What would you tell the federal government about green building law if you had the opportunity?
This past weekend, I contemplated this question as I prepared for a presentation that two colleagues – Catherine Kunz and Stephen McBrady – and I will be giving to the National Research Council and 15 federal agencies that will be in attendance. While preparing for the presentation, I came across new information and resources that I will share with you over the coming weeks.
While my presentations often focus on legal pitfalls facing the green building industry, I like to start each presentation on a positive note, by pointing out the benefits of the green building industry. For the presentation to the National Research Council, I will begin with this headline:
What is the ENERGY STAR Leaders Program and why has it worked?
"Owning a building that achieves top energy performance is a sign of good management, but owning a portfolio of buildings that achieves continuous improvement in energy performance demonstrates superior management and environmental leadership. Those ENERGY STAR partners who demonstrate continuous improvement organization-wide, not just in individual buildings, qualify for recognition as ENERGY STAR Leaders. . . .
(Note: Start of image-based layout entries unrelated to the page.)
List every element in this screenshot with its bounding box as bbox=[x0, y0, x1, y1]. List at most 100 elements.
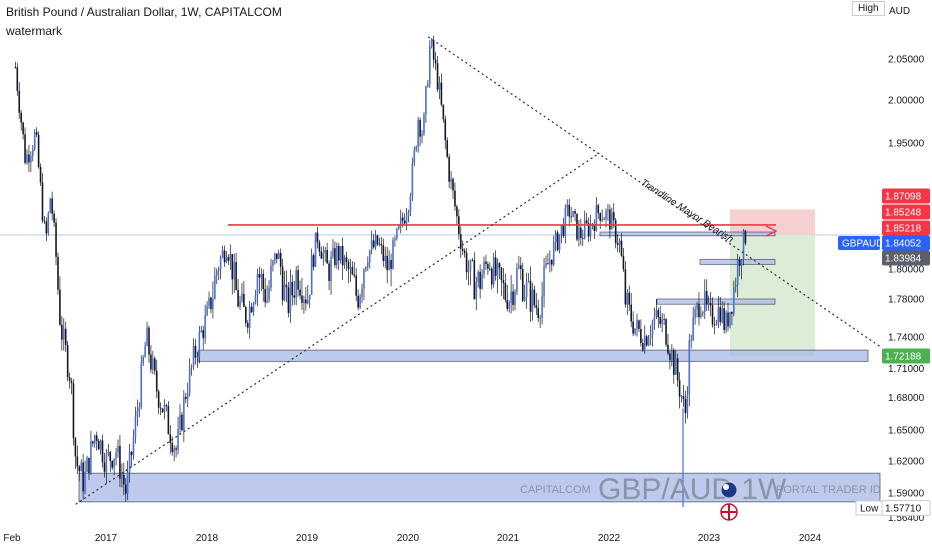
candle-body bbox=[556, 232, 559, 251]
candle-body bbox=[254, 295, 257, 304]
candle bbox=[630, 292, 632, 328]
candle-body bbox=[223, 250, 226, 263]
candle bbox=[415, 145, 418, 152]
candle-body bbox=[384, 255, 387, 262]
candle bbox=[725, 310, 727, 334]
candle bbox=[694, 305, 696, 325]
candle bbox=[463, 248, 466, 258]
candle bbox=[729, 311, 731, 329]
candle bbox=[376, 234, 379, 246]
price-badge bbox=[882, 235, 930, 251]
candle bbox=[407, 209, 410, 223]
candle-body bbox=[198, 331, 201, 357]
candle-body bbox=[130, 451, 133, 455]
candle bbox=[454, 182, 456, 211]
candle bbox=[268, 280, 270, 303]
candle bbox=[276, 253, 278, 264]
candle-body bbox=[713, 324, 716, 326]
y-tick-label: 2.05000 bbox=[888, 55, 925, 66]
candle bbox=[70, 377, 73, 395]
candle-body bbox=[16, 67, 19, 91]
candle bbox=[390, 253, 392, 287]
price-badge-value: 1.84052 bbox=[885, 239, 922, 250]
candle-body bbox=[332, 248, 334, 257]
candle bbox=[703, 279, 706, 320]
candle bbox=[64, 321, 67, 352]
time-axis[interactable]: Feb 2017 2018 2019 2020 2021 2022 2023 2024 bbox=[3, 533, 821, 544]
candle bbox=[219, 255, 222, 280]
candle-body bbox=[630, 304, 632, 322]
candle-body bbox=[581, 237, 584, 239]
candle-body bbox=[398, 225, 400, 229]
candle-body bbox=[578, 227, 580, 240]
candle-body bbox=[212, 298, 214, 310]
candle-body bbox=[715, 323, 718, 326]
stop-loss-zone bbox=[730, 209, 815, 235]
candle bbox=[709, 291, 712, 317]
candle-body bbox=[568, 204, 571, 217]
candle-body bbox=[547, 263, 549, 265]
candle-body bbox=[709, 302, 712, 306]
candle bbox=[647, 334, 650, 347]
candle bbox=[483, 256, 485, 279]
candle-body bbox=[179, 414, 181, 430]
candle-body bbox=[593, 225, 596, 231]
candle-body bbox=[53, 213, 55, 223]
x-tick-label: 2021 bbox=[497, 533, 520, 544]
candle bbox=[707, 295, 710, 311]
candle-body bbox=[475, 281, 478, 300]
candle-body bbox=[365, 266, 367, 270]
candle bbox=[434, 51, 437, 71]
candle bbox=[210, 296, 212, 314]
price-axis[interactable]: 2.05000 2.00000 1.95000 1.80000 1.78000 1.740… bbox=[888, 55, 925, 525]
candle bbox=[421, 129, 423, 144]
candle-body bbox=[117, 446, 119, 453]
candle-body bbox=[66, 344, 69, 378]
candle-body bbox=[47, 212, 50, 234]
candle bbox=[576, 213, 578, 242]
candle-body bbox=[287, 287, 290, 313]
candle-body bbox=[702, 312, 704, 314]
candle-body bbox=[446, 140, 449, 157]
candle-body bbox=[525, 281, 528, 298]
candle-body bbox=[599, 213, 602, 221]
drawing-lines bbox=[75, 36, 882, 505]
x-tick-label: 2020 bbox=[397, 533, 420, 544]
candle bbox=[459, 226, 462, 259]
candle-body bbox=[128, 451, 131, 473]
candle-body bbox=[57, 256, 59, 290]
candle-body bbox=[214, 275, 216, 299]
candle-body bbox=[70, 380, 73, 384]
candle bbox=[53, 210, 55, 228]
candle-body bbox=[516, 268, 518, 292]
candle-body bbox=[155, 370, 158, 392]
candle bbox=[136, 399, 139, 427]
price-badge-value: 1.83984 bbox=[885, 254, 922, 265]
candle bbox=[682, 384, 685, 408]
candle-body bbox=[684, 399, 687, 414]
candle bbox=[537, 299, 540, 323]
candle bbox=[612, 203, 615, 228]
candle-body bbox=[167, 406, 170, 435]
candle-body bbox=[632, 321, 634, 334]
candle-body bbox=[186, 393, 189, 399]
candle bbox=[527, 273, 530, 283]
candle bbox=[593, 219, 596, 240]
candle-body bbox=[514, 291, 516, 305]
candle bbox=[306, 285, 309, 305]
candle-body bbox=[78, 466, 81, 472]
candle bbox=[308, 294, 311, 309]
candle bbox=[202, 325, 205, 350]
candle-body bbox=[221, 250, 224, 258]
high-label: High bbox=[852, 1, 885, 16]
candle-body bbox=[634, 328, 636, 334]
candle bbox=[626, 289, 629, 316]
x-tick-label: 2023 bbox=[698, 533, 721, 544]
candle bbox=[353, 262, 356, 278]
candle bbox=[312, 253, 315, 271]
candle-body bbox=[219, 257, 222, 269]
candle-body bbox=[237, 290, 239, 307]
candle-body bbox=[308, 294, 311, 300]
candle bbox=[330, 250, 332, 295]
An ENERGY STAR Leaders designation helps you leverage your management success, as organizations with strong energy management often outperform their competitors by as much as 10%. Associations, financial analysts, and other stakeholders can use the Leaders designation as an objective way to distinguish leading organizations from their peers. In addition, with more than 68% of U.S. households recognizing ENERGY STAR as the national symbol for protecting the environment through energy efficiency, ENERGY STAR Leaders can promote their energy efficiency improvements to customers and clients."
While I have concerns about other federal green building programs and regulations, the ENERGY STAR Leaders program is successfully promoting energy efficiency in the nation’s building stock.
What other governmental green building programs would you deem a success?